God has given us His Only Begotten Son born of a Virgin Mother to enrich all of our lives. God understands how much joy is to be found in the birth of a baby—especially One whose mission is to bring not only joy but salvation. Each baby that has arrived in a family’s life in this local Church has brought a host of blessings: joy, happiness, hope and renewal—but only One Baby’s Birth brings eternal life.
As we approach the Christmas Mystery this year, we do so with the residual sadness that has marked the lives of the people of Newtown, Connecticut, as parents have lost a child, lost a friend or neighbor, lost a public school teacher or administrator. At the very moment when we all joyfully praise and thank God for the babies that happen to fill our lives, we ask that same God to comfort those who have lost one of their little ones to senseless violence. We all know that the Divine Infant born at Christmas will Himself become the victim of a violent death that He willingly endured for our salvation. But that episode which will surely come in the future is not the immediate focus of the Christmas moment because the birth of a Baby is the dominant blessing that we now celebrate.
Babies are not ordinarily associated with violence and death, but this year for the people of Newtown, it will be different. Indeed for many folks throughout the United States of America and indeed the world, we will think about this tragedy that is still too present for all of us—perhaps because it stands in a long line of other recent tragedies, as yet another moment when random brutality has stunned the human heart and ruptured the peace and security of unsuspecting families.
Many people will come to church on Christmas and we warmly welcome them all—our regular worshipers and those who worship with us only occasionally. The birth of the Christ Child tends to draw people together—in families, in parishes, across cultures, races and socio-economic conditions.
The Birth of the Baby born in Bethlehem is a unifying moment in our world. This Baby was born to help us all feel closer to one another, to break down the barriers that ordinarily separate us from one another, and to create one family out of the human race. Maybe that’s why we await His Birth so anxiously because we all know what it means to be alone, isolated and estranged from other people.

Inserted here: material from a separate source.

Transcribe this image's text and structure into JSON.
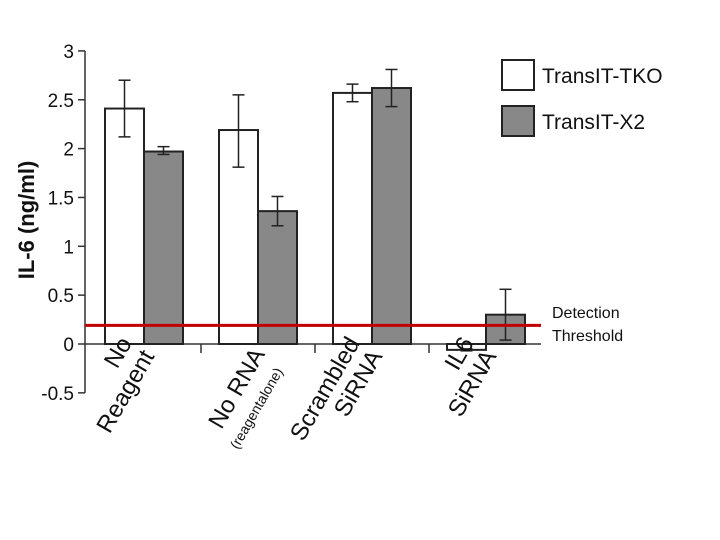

May this Baby’s Birth this year be a special healing moment for all of us—especially for the families in Newtown, who this year need an exceptional expression of the love and comfort that radiates from the Baby from Bethlehem whose birth is intended to be a source of joy and salvation for us all.
Merry Christmas my dear brothers and sisters in Christ. May this healing and holy season bring each one of you peace, joy and comfort.
May 2013 be a year of hope for us all.